The Ides are commonly referred to as “Chicago’s Band” and it’s easy to see why. Formed in 1965 in the Chicago suburb of Berwyn, all the members: Jim Peterik – lead vocal, lead guitar; Larry Millas – vocals, guitar, bass; Bob Bergland – bass, vocals, sax; Mike Borch – drums, vocals; Chuck Soumar – trumpet, percussion, vocals; and John Larson – trumpet, vocals have been friends since grade school. As freshmen and sophomore at Morton West High School studying Julius Caesar, the Ides of March were formed. The band developed a strong local following. Their determination led to a contract with London Parrot Records and their first single, “You Wouldn’t Listen”, which made it to #42 on the Billboard charts and #7 on Chicago’s WLS survey in the spring of 1966.
The Ides of March toured America and Canada on weekends while keeping up their high school education. In 1970 they got their big break. Warner Bros. Records signed them and released their million-seller, “Vehicle”. The song went to #1 in Cashbox and #2 in Billboard and became the fastest breaking single in Warner Bros. history.
The Ides, now in college, toured with bands such as Led Zeppelin, the Allman Brothers, Janis Joplin, Jimi Hendrix, the Grateful Dead and Poco. They appeared on many television shows including Dick Clark, Mama Cass, John Byner, Dennis Holey and many more. “Vehicle”, which Jim Peterik wrote and sang, has since become a horn band classic, being performed on the Tonight Show by Tom Jones and Sammy Davis Jr. It also became the centerpiece of Sylvester Stallone’s motion picture smash, Lock Up.
In 1971, the Ides released “L.A. Goodbye” which stayed at #1 for five weeks on the Chicago charts. It is still a much requested song at radio, currently on heavy rotation on The Drive, 97.1 in Chicago. In 1973, after 15 singles and 4 albums, the Ides went on a 17-year sabbatical.
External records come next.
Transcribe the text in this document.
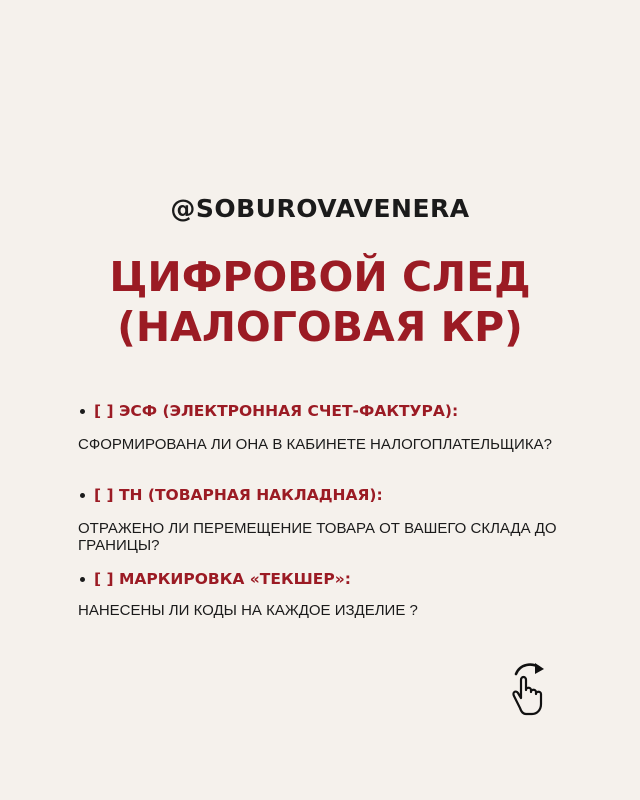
@SOBUROVAVENERA
ЦИФРОВОЙ СЛЕД
(НАЛОГОВАЯ КР)
[ ] ЭСФ (ЭЛЕКТРОННАЯ СЧЕТ-ФАКТУРА):
СФОРМИРОВАНА ЛИ ОНА В КАБИНЕТЕ НАЛОГОПЛАТЕЛЬЩИКА?
[ ] ТН (ТОВАРНАЯ НАКЛАДНАЯ):
ОТРАЖЕНО ЛИ ПЕРЕМЕЩЕНИЕ ТОВАРА ОТ ВАШЕГО СКЛАДА ДО ГРАНИЦЫ?
[ ] МАРКИРОВКА «ТЕКШЕР»:
НАНЕСЕНЫ ЛИ КОДЫ НА КАЖДОЕ ИЗДЕЛИЕ ?
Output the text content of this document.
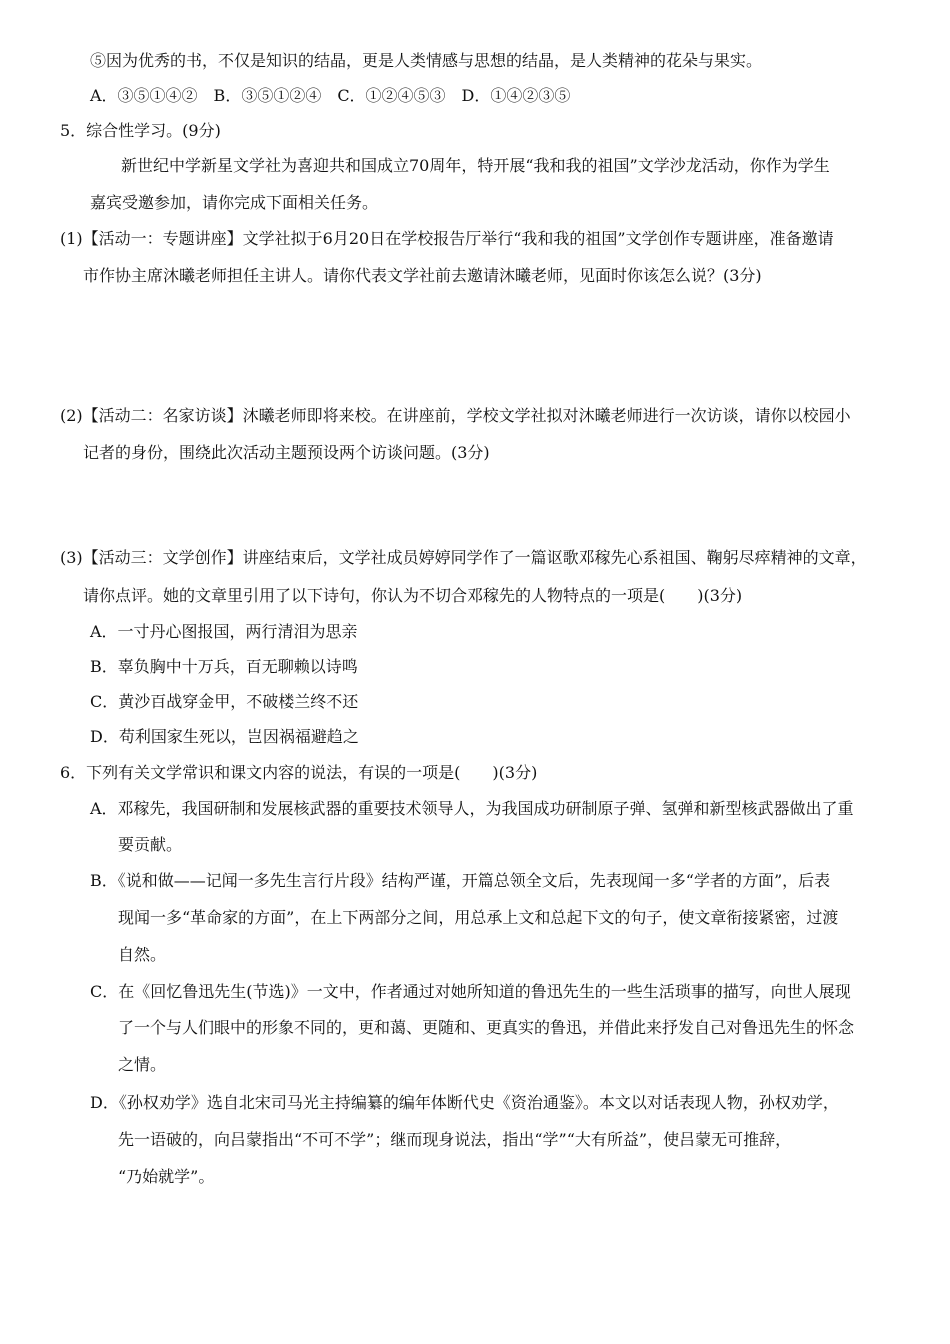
⑤因为优秀的书，不仅是知识的结晶，更是人类情感与思想的结晶，是人类精神的花朵与果实。
A．③⑤①④②　B．③⑤①②④　C．①②④⑤③　D．①④②③⑤
5．综合性学习。(9分)
新世纪中学新星文学社为喜迎共和国成立70周年，特开展“我和我的祖国”文学沙龙活动，你作为学生
嘉宾受邀参加，请你完成下面相关任务。
(1)【活动一：专题讲座】文学社拟于6月20日在学校报告厅举行“我和我的祖国”文学创作专题讲座，准备邀请
市作协主席沐曦老师担任主讲人。请你代表文学社前去邀请沐曦老师，见面时你该怎么说？(3分)
(2)【活动二：名家访谈】沐曦老师即将来校。在讲座前，学校文学社拟对沐曦老师进行一次访谈，请你以校园小
记者的身份，围绕此次活动主题预设两个访谈问题。(3分)
(3)【活动三：文学创作】讲座结束后，文学社成员婷婷同学作了一篇讴歌邓稼先心系祖国、鞠躬尽瘁精神的文章，
请你点评。她的文章里引用了以下诗句，你认为不切合邓稼先的人物特点的一项是(　　)(3分)
A．一寸丹心图报国，两行清泪为思亲
B．辜负胸中十万兵，百无聊赖以诗鸣
C．黄沙百战穿金甲，不破楼兰终不还
D．苟利国家生死以，岂因祸福避趋之
6．下列有关文学常识和课文内容的说法，有误的一项是(　　)(3分)
A．邓稼先，我国研制和发展核武器的重要技术领导人，为我国成功研制原子弹、氢弹和新型核武器做出了重
要贡献。
B．《说和做——记闻一多先生言行片段》结构严谨，开篇总领全文后，先表现闻一多“学者的方面”，后表
现闻一多“革命家的方面”，在上下两部分之间，用总承上文和总起下文的句子，使文章衔接紧密，过渡
自然。
C．在《回忆鲁迅先生(节选)》一文中，作者通过对她所知道的鲁迅先生的一些生活琐事的描写，向世人展现
了一个与人们眼中的形象不同的，更和蔼、更随和、更真实的鲁迅，并借此来抒发自己对鲁迅先生的怀念
之情。
D．《孙权劝学》选自北宋司马光主持编纂的编年体断代史《资治通鉴》。本文以对话表现人物，孙权劝学，
先一语破的，向吕蒙指出“不可不学”；继而现身说法，指出“学”“大有所益”，使吕蒙无可推辞，
“乃始就学”。
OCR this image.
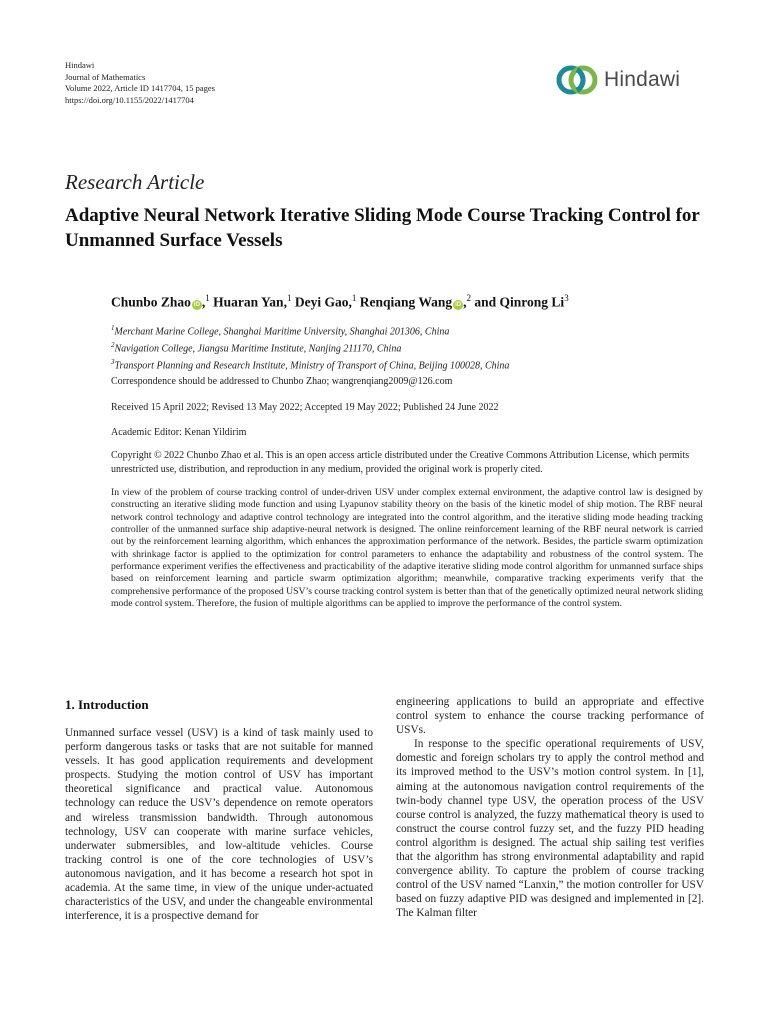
Hindawi
Journal of Mathematics
Volume 2022, Article ID 1417704, 15 pages
https://doi.org/10.1155/2022/1417704
Hindawi
Research Article
Adaptive Neural Network Iterative Sliding Mode Course Tracking Control for Unmanned Surface Vessels
Chunbo Zhao iD ,$^1$ Huaran Yan,$^1$ Deyi Gao,$^1$ Renqiang Wang iD ,$^2$ and Qinrong Li$^3$
$^1$Merchant Marine College, Shanghai Maritime University, Shanghai 201306, China
$^2$Navigation College, Jiangsu Maritime Institute, Nanjing 211170, China
$^3$Transport Planning and Research Institute, Ministry of Transport of China, Beijing 100028, China
Correspondence should be addressed to Chunbo Zhao; wangrenqiang2009@126.com
Received 15 April 2022; Revised 13 May 2022; Accepted 19 May 2022; Published 24 June 2022
Academic Editor: Kenan Yildirim
Copyright © 2022 Chunbo Zhao et al. This is an open access article distributed under the Creative Commons Attribution License, which permits unrestricted use, distribution, and reproduction in any medium, provided the original work is properly cited.
In view of the problem of course tracking control of under-driven USV under complex external environment, the adaptive control law is designed by constructing an iterative sliding mode function and using Lyapunov stability theory on the basis of the kinetic model of ship motion. The RBF neural network control technology and adaptive control technology are integrated into the control algorithm, and the iterative sliding mode heading tracking controller of the unmanned surface ship adaptive-neural network is designed. The online reinforcement learning of the RBF neural network is carried out by the reinforcement learning algorithm, which enhances the approximation performance of the network. Besides, the particle swarm optimization with shrinkage factor is applied to the optimization for control parameters to enhance the adaptability and robustness of the control system. The performance experiment verifies the effectiveness and practicability of the adaptive iterative sliding mode control algorithm for unmanned surface ships based on reinforcement learning and particle swarm optimization algorithm; meanwhile, comparative tracking experiments verify that the comprehensive performance of the proposed USV’s course tracking control system is better than that of the genetically optimized neural network sliding mode control system. Therefore, the fusion of multiple algorithms can be applied to improve the performance of the control system.
1. Introduction

Unmanned surface vessel (USV) is a kind of task mainly used to perform dangerous tasks or tasks that are not suitable for manned vessels. It has good application requirements and development prospects. Studying the motion control of USV has important theoretical significance and practical value. Autonomous technology can reduce the USV’s dependence on remote operators and wireless transmission bandwidth. Through autonomous technology, USV can cooperate with marine surface vehicles, underwater submersibles, and low-altitude vehicles. Course tracking control is one of the core technologies of USV’s autonomous navigation, and it has become a research hot spot in academia. At the same time, in view of the unique under-actuated characteristics of the USV, and under the changeable environmental interference, it is a prospective demand for

engineering applications to build an appropriate and effective control system to enhance the course tracking performance of USVs.

In response to the specific operational requirements of USV, domestic and foreign scholars try to apply the control method and its improved method to the USV’s motion control system. In [1], aiming at the autonomous navigation control requirements of the twin-body channel type USV, the operation process of the USV course control is analyzed, the fuzzy mathematical theory is used to construct the course control fuzzy set, and the fuzzy PID heading control algorithm is designed. The actual ship sailing test verifies that the algorithm has strong environmental adaptability and rapid convergence ability. To capture the problem of course tracking control of the USV named “Lanxin,” the motion controller for USV based on fuzzy adaptive PID was designed and implemented in [2]. The Kalman filter
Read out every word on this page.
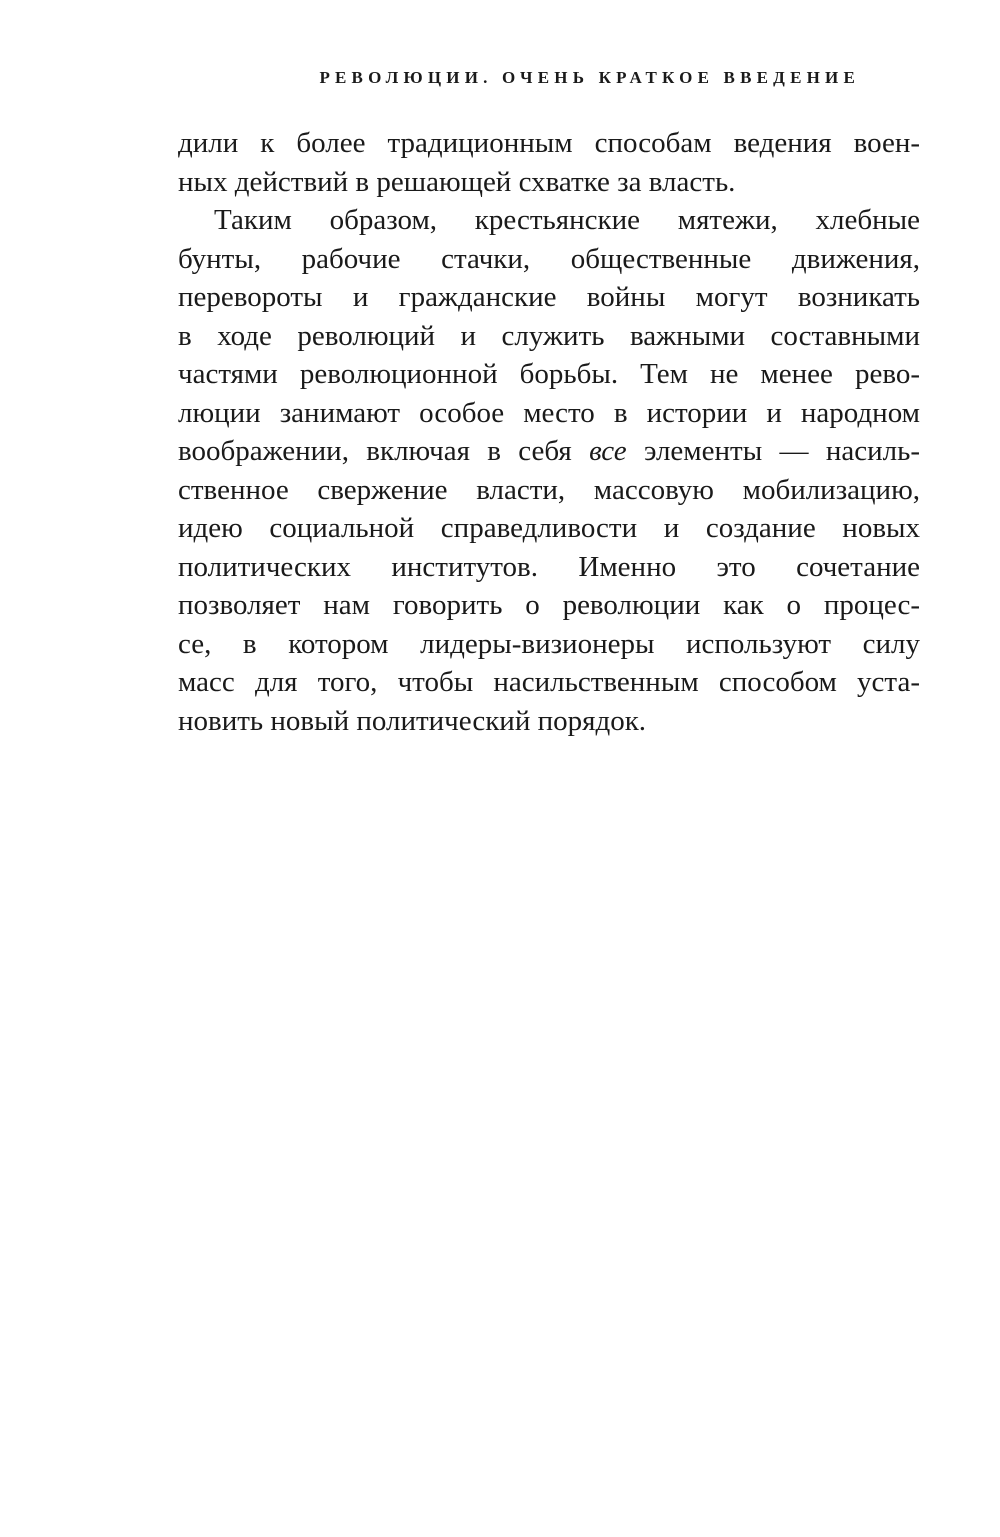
РЕВОЛЮЦИИ. ОЧЕНЬ КРАТКОЕ ВВЕДЕНИЕ
дили к более традиционным способам ведения воен-
ных действий в решающей схватке за власть.
Таким образом, крестьянские мятежи, хлебные
бунты, рабочие стачки, общественные движения,
перевороты и гражданские войны могут возникать
в ходе революций и служить важными составными
частями революционной борьбы. Тем не менее рево-
люции занимают особое место в истории и народном
воображении, включая в себя все элементы — насиль-
ственное свержение власти, массовую мобилизацию,
идею социальной справедливости и создание новых
политических институтов. Именно это сочетание
позволяет нам говорить о революции как о процес-
се, в котором лидеры-визионеры используют силу
масс для того, чтобы насильственным способом уста-
новить новый политический порядок.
Jim Peterik went on the platinum success as co-founder, song-writer and keyboardist with the group, Survivor, co-penning all of their hits including the motivational anthem from Rocky III, “Eye Of The Tiger”, as well as “The Search Is Over”, “High On You”, “I Can’t Hold Back” and “Burning Heart” from Rocky IV. He also co-wrote hits for 38 Special including “Hold On Loosely”, “Caught Up In You”, “Fantasy Girl” and “Rockin’ Into The Night”. He and Sammy Hagar wrote “Heavy Metal” for the animated classic of the same name. Many of these songs can be heard in a typical Ides set arranged in true Ides of March fashion.
In 1990, the original six members of The Ides of March with the addition of long-time friend Scott May on keyboards and Dave Stahlberg on trombone reunited for what was supposed to be a one-time concert for Berwyn’s Summerfaire. The event drew 25,000 fans and convinced the Ides to extend their tour indefinitely. Each year, their fan base continues to grow, not only drawing their loyal followers, but also their children and grandchildren. The Ide’s goodtime spirit never grows old!